13.3.23

 O FULGOR DA LUZ DE LER


Tivemos no sábado entre nós uma das mais singulares vozes de legente do Texto de Maria Gabriela Llansol, a professora de Filosofia  Isabel Santiago, que há anos acompanha esta Obra e o trabalho que vimos fazendo em torno dela.

Se há leitor/a de Llansol a quem o ser legente assenta como uma luva, esse alguém poderá ser a Isabel Santiago. Vem da Filosofia, mas mostrou na sua exposição (a partir do livro Parasceve, mas irradiando para outros) como, para falar deste Texto, é possível, e necessário, contornar o pensamento abstracto, e escrever e dialogar de preferência com imagens vivas do pensamento e da experiência – melhor seria dizer já, da vivência de um Texto que trouxe para a sua vida e a que dá vida nova ao lê-lo. A sua exposição mostrou como conhece o Texto de Llansol como poucos, sabe o que ele é, ou melhor: conhece o seu devir, sabe que ele existe para se transformar em qualquer outra coisa a cada leitura; enfim, sabe por que rios corre este Texto e aonde nos pode levar.


A Isabel é – como a M. G. Llansol –  um daqueles seres que antes de ser já eram, porque sempre foram o que são, porque um dia vieram a ser o que já eram – como o Nietzsche desse livro-balanço que é Ecce Homo, com o subtítulo, que ecoa em Llansol, Como se chega a ser o que se éTais seres estão predestinados a ultrapassar a sua origem primeira e natural e a escolher um dia a sua verdadeira origem. Llansol: «eu nasci no decurso da leitura silenciosa de um poema...», entre «tecidos espalhados pelo chão» e os textos que seriam lidos...Também a Isabel Santiago nos revelou a «origem» que ela escolheu um dia, muito cedo, como escreve numa carta recente – que é também um poema – que nos enviou depois da sessão sobre Llansol, «A bordadora de Texto» (em Maio de 2021). Aí explica como um dia – da noite para o dia –, ainda criança, começou a perceber o que é «escrever como deve ser» (coisa que, paradoxalmente, se revelaria como um escrever livremente a partir do olhar, sem imperativos categóricos, gramaticais ou estilísticos). Escolheu então a sua via (ou foi escolhida por ela?), como Nietzsche, quando de si dá conta na Segunda Intempestiva: «uma folha solta-se do rolo do tempo... e fica a pairar». Essa folha acompanhará sempre aqueles que escolhem uma origem, que assinala para sempre aquilo que serão. 

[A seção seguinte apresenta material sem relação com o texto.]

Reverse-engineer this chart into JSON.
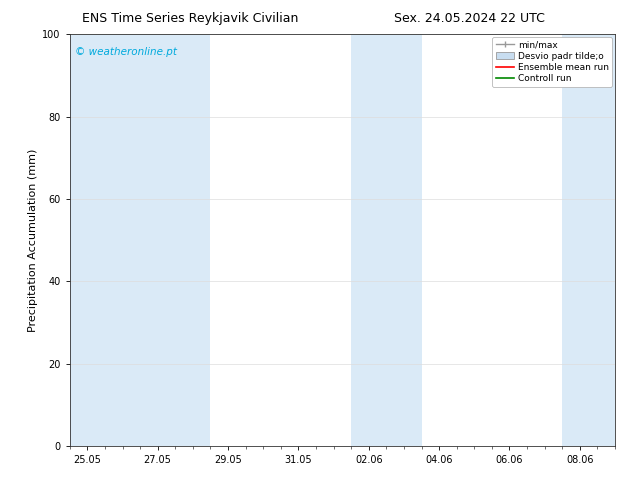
{
  "title_left": "ENS Time Series Reykjavik Civilian",
  "title_right": "Sex. 24.05.2024 22 UTC",
  "ylabel": "Precipitation Accumulation (mm)",
  "watermark": "© weatheronline.pt",
  "watermark_color": "#00aadd",
  "ylim": [
    0,
    100
  ],
  "yticks": [
    0,
    20,
    40,
    60,
    80,
    100
  ],
  "xtick_labels": [
    "25.05",
    "27.05",
    "29.05",
    "31.05",
    "02.06",
    "04.06",
    "06.06",
    "08.06"
  ],
  "shaded_color": "#daeaf7",
  "legend_items": [
    {
      "label": "min/max",
      "type": "errorbar",
      "color": "#aaaaaa"
    },
    {
      "label": "Desvio padr tilde;o",
      "type": "box",
      "color": "#c8ddf0"
    },
    {
      "label": "Ensemble mean run",
      "type": "line",
      "color": "#ff0000"
    },
    {
      "label": "Controll run",
      "type": "line",
      "color": "#008800"
    }
  ],
  "bg_color": "#ffffff",
  "title_fontsize": 9,
  "tick_fontsize": 7,
  "ylabel_fontsize": 8,
  "watermark_fontsize": 7.5,
  "legend_fontsize": 6.5
}
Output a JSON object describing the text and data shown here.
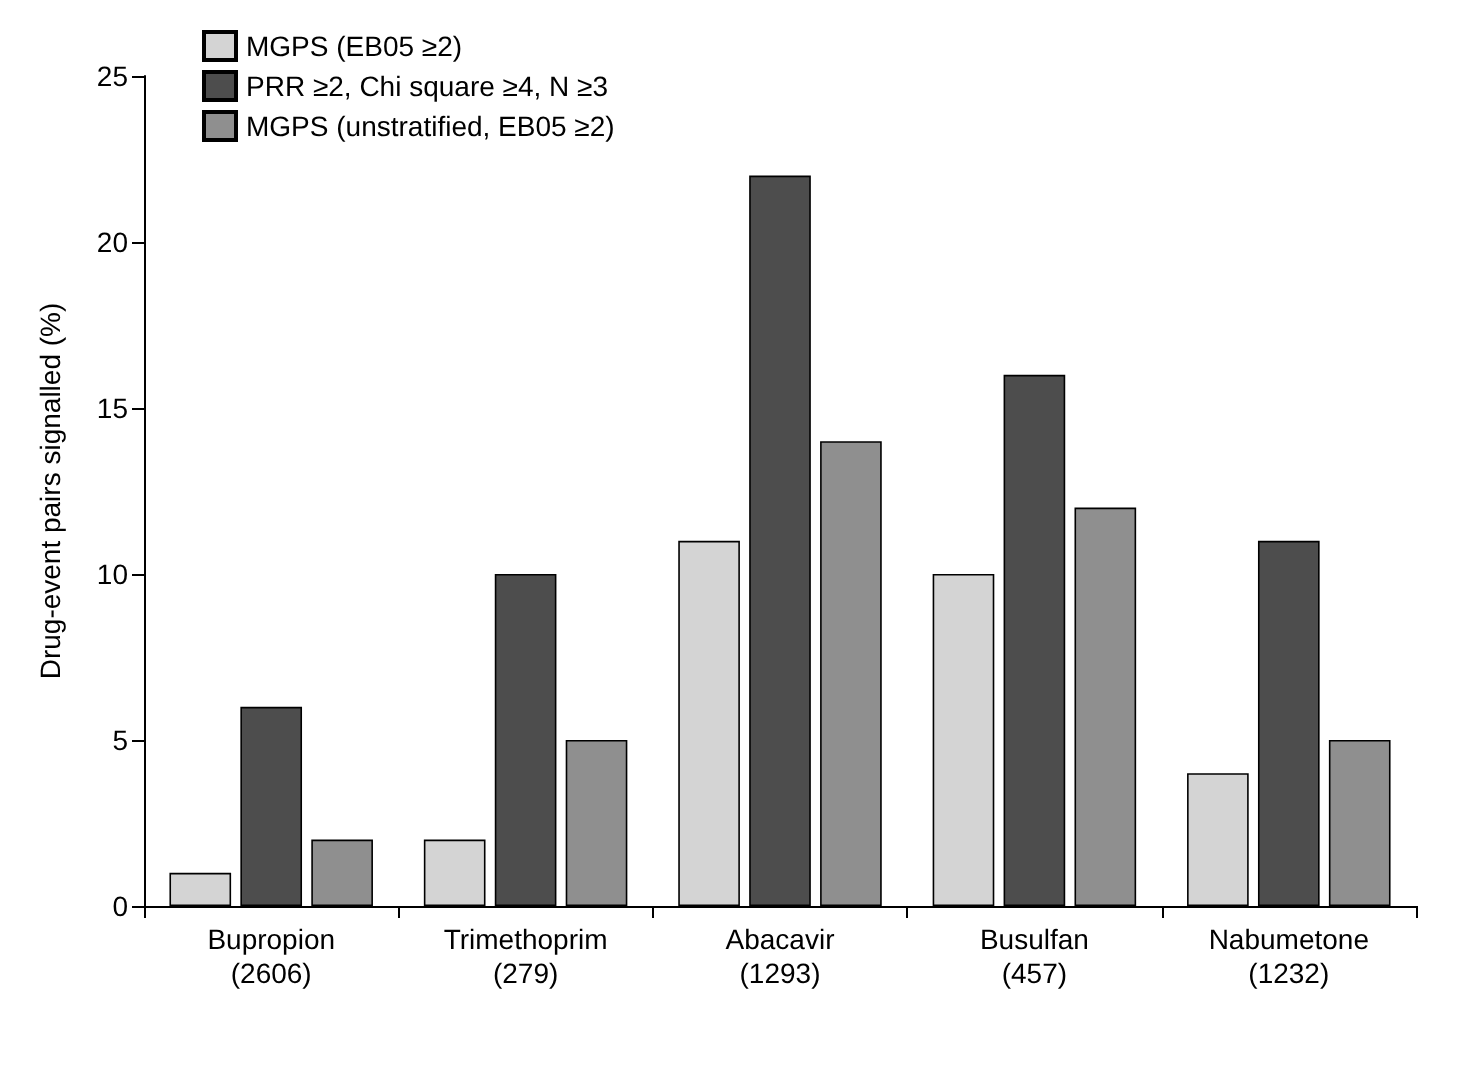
{
  "chart_data": {
    "type": "bar",
    "ylabel": "Drug-event pairs signalled (%)",
    "categories": [
      "Bupropion\n(2606)",
      "Trimethoprim\n(279)",
      "Abacavir\n(1293)",
      "Busulfan\n(457)",
      "Nabumetone\n(1232)"
    ],
    "series": [
      {
        "name": "MGPS (EB05 ≥2)",
        "color": "#d4d4d4",
        "values": [
          1,
          2,
          11,
          10,
          4
        ]
      },
      {
        "name": "PRR ≥2, Chi square ≥4, N ≥3",
        "color": "#4d4d4d",
        "values": [
          6,
          10,
          22,
          16,
          11
        ]
      },
      {
        "name": "MGPS (unstratified, EB05 ≥2)",
        "color": "#8f8f8f",
        "values": [
          2,
          5,
          14,
          12,
          5
        ]
      }
    ],
    "ylim": [
      0,
      25
    ],
    "yticks": [
      0,
      5,
      10,
      15,
      20,
      25
    ],
    "grid": false,
    "legend": "top left"
  }
}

A Isabel é desta estirpe. Ela já então «sabia» – de um saber que entra pela janela, mas não vem dos livros – que um dia se iria encontrar com este Texto. Também ela nesses anos da escola, ao ter de escrever uma redacção, se descobriu a si própria como aquela que conhecemos hoje (tal como a Maria Gabriela, aos onze anos, quando começa uma redacção com «Era uma vez...», para logo a seguir dizer: Não, não vou por aí!). Também a Isabel, como Llansol de si mesma diz, tendo de escolher entre o tecido (que era mais o terreno da sua mãe) e o texto (que se revelou ser o seu), se decidiu por este. Mas afinal, os dois têm a mesma origem e etimologia: tratava-se apenas de tecer o texto com outros pontos e linhas, como tão bem o fez no sábado.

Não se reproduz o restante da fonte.